È importante comprendere che la cultura esterna non ha in alcun modo sostituito o ibridato quella interna. Essa è il frutto di un incontro, di uno scambio, che non è stato certamente innocuo o indolore, ma è stato un terreno di scambio, di incontro, un ponte fra le culture. Come i numerosi linguaggi misti che le comunità ebraiche hanno elaborato nei loro diversi soggiorni, dal più celebre, l'yiddish ebraico tedesco, fino al giudaico-piemontese e al dialetto della comunità di Roma. 

Vi sono stati luoghi in cui l'incontro fra ebraismo e nazioni ospitanti è stato particolarmente difficile e doloroso, fino all'orrore della Shoah. E vi sono stati luoghi in cui il rapporto è stato generalmente più facile e costruttivo, intessendo rapporti e collaborazioni per secoli.
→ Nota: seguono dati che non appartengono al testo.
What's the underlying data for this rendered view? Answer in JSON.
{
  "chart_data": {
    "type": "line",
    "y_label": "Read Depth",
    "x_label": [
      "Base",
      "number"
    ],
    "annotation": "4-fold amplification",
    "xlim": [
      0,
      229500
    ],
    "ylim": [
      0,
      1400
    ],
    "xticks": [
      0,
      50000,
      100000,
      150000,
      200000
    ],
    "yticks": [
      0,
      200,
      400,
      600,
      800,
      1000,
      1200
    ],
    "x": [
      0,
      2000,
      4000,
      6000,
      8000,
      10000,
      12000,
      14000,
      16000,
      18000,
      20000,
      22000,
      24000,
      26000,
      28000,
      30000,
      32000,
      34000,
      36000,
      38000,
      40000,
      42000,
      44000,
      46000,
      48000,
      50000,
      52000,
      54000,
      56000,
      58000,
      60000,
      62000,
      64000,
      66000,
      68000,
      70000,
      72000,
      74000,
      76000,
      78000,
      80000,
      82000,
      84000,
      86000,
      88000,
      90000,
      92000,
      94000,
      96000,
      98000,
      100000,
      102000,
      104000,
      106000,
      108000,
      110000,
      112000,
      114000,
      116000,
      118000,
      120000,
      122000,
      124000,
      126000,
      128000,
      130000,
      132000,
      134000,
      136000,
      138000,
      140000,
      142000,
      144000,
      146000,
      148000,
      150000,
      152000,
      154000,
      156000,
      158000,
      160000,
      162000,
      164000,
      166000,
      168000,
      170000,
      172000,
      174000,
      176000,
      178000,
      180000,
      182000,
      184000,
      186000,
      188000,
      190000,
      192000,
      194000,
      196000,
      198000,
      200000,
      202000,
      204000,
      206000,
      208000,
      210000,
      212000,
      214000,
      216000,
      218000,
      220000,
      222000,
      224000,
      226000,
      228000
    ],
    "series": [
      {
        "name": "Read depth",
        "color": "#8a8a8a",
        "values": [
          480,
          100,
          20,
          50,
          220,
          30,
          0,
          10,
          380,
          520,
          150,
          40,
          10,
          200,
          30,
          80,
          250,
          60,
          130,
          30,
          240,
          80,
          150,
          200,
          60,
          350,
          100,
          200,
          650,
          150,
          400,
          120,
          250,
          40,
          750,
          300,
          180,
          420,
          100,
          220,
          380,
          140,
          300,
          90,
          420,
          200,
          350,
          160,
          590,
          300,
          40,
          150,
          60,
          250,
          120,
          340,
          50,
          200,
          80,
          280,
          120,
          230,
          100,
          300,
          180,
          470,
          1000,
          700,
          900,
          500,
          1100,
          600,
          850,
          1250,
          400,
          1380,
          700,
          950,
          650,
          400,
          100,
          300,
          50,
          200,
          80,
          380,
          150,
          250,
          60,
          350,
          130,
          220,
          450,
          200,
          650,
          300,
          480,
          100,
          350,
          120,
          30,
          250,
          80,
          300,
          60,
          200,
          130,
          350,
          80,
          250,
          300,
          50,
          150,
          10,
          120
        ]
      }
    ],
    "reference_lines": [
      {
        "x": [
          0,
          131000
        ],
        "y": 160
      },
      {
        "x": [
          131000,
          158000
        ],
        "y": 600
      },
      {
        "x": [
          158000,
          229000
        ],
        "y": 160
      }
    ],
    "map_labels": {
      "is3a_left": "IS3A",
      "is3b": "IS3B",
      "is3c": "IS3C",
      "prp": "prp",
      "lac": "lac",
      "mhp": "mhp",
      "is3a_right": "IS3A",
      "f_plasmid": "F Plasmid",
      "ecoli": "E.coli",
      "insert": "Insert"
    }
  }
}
Il Monferrato è stato una di queste zone di scambio e di ospitalità, fin dai tempi dei Paleologi e dei Gonzaga. Le sinagoghe sparse per città e cittadine ne sono uno splendido ricordo. Ma ancora questa collaborazione vive e il dialogo dà frutti. Celebrare questo rapporto con un festival vuol dire non solo far vedere la diaspora ebraica nella sua dimensione di apertura, ma anche mettere in mostra e valorizzare la vocazione all'ospitalità di queste terre.